Updated: Jul 31, 2020

Mormons are used to a certain narrative of priesthood and prophets which has sort of become the closer in a sales pitch. 1990's missionaries may remember how discussion 3 (which was on Church organization) always felt that way. It was why you should buy “our car” so to speak. It was exciting because one could tell by then if someone was truly going to buy the product by getting baptized into the LDS Church. By that time hopefully someone would have read the Book of Mormon and gotten a testimony of it. It was time to bring it all home with the following logical syllogism:


a) if the Book of Mormon was true then
b) Joseph Smith was a prophet and therefore
c) The Church of Jesus Christ of Latter-day Saints was the true Church.

It makes sense in a way. Why would God give such blessings to an unschooled youth only to have him set up something that was nonsense and could fail?
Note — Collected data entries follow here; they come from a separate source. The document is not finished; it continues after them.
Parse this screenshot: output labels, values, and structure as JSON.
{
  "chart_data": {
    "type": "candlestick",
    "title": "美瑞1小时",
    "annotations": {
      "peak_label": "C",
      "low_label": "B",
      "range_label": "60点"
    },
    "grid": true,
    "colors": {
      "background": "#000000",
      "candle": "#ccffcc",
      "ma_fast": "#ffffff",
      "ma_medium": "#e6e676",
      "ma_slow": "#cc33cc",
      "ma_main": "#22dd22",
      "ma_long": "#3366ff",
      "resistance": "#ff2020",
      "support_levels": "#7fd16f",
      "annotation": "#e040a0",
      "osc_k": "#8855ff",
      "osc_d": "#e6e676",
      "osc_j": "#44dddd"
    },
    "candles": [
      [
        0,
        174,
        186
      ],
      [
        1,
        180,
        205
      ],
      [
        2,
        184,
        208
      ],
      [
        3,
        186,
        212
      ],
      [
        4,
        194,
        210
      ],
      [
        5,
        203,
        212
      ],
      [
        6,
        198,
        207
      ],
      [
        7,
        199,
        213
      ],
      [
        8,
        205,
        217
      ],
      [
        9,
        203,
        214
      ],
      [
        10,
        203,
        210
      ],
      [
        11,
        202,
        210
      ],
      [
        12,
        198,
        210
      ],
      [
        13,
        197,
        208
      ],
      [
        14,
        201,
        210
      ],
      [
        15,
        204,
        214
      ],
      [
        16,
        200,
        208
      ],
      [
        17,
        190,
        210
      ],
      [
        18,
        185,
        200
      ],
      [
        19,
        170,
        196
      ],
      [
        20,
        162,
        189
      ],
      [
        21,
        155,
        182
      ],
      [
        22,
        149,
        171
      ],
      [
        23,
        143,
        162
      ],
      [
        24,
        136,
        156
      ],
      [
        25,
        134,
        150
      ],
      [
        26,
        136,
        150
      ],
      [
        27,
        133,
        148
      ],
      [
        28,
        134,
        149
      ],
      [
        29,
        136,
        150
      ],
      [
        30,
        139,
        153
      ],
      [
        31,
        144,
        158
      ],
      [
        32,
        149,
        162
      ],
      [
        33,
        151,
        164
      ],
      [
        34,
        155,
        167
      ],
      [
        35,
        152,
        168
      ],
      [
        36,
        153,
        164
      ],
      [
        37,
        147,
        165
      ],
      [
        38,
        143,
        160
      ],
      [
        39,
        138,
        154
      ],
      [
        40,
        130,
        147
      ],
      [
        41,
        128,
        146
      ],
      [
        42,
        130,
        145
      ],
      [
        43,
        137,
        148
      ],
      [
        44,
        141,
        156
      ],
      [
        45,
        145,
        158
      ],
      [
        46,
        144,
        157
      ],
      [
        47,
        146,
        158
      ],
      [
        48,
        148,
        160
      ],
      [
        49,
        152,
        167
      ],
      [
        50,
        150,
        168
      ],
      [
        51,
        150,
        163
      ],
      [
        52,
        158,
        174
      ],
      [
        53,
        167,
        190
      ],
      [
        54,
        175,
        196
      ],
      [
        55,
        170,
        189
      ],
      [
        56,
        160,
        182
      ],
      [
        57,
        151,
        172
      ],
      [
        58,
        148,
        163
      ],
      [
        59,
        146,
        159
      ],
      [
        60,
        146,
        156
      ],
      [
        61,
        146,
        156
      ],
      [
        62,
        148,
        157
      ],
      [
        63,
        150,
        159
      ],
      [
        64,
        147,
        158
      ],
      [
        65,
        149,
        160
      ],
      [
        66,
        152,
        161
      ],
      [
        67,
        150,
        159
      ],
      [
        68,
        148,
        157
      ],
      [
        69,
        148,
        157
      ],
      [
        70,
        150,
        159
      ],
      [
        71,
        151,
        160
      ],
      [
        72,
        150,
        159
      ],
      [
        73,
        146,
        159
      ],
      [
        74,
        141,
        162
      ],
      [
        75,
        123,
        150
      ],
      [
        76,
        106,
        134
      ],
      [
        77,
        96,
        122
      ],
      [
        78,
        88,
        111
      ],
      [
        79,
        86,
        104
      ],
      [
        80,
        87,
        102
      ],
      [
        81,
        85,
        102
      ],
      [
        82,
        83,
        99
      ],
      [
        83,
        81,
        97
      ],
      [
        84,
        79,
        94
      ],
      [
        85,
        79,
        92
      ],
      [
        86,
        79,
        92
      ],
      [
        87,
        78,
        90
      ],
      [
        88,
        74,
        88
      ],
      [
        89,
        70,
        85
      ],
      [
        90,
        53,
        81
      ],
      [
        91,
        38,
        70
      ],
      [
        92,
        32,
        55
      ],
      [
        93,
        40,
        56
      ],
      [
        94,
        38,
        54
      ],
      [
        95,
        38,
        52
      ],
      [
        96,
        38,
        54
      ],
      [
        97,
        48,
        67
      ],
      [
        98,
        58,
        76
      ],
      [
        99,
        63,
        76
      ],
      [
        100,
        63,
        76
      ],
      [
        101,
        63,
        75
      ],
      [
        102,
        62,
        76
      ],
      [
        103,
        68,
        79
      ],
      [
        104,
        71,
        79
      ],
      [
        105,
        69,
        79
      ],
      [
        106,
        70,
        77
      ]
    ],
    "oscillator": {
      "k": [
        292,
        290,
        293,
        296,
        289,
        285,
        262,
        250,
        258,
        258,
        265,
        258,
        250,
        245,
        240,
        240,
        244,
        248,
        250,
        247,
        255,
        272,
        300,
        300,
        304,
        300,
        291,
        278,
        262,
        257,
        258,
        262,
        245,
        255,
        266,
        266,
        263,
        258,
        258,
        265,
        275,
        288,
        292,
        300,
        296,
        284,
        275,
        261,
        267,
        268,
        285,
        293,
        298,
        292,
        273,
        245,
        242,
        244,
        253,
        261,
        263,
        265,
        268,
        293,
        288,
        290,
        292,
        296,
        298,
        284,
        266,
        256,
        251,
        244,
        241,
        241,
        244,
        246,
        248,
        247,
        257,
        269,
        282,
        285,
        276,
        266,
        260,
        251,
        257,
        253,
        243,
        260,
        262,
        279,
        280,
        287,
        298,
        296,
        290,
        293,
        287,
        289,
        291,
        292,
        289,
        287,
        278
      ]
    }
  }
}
This was later reinforced by Gordon B. Hinckley in the 1990’s. He loved to set up that logical syllogism in people’s minds to set forth what was at stake in the LDS Church. From his PBS interview in 2007.




[1]Well, it's either true or false. If it's false, we're engaged in a great fraud. If it's true, it's the most important thing in the world. Now, that's the whole picture. It is either right or wrong, true or false, fraudulent or true. And that's exactly where we stand, with a conviction in our hearts that it is true: that Joseph went into the [Sacred] Grove; that he saw the Father and the Son; that he talked with them; that Moroni came; that the Book of Mormon was translated from the plates; that the priesthood was restored by those who held it anciently. That's our claim. That's where we stand, and that's where we fall, if we fall. But we don't. We just stand secure in that faith.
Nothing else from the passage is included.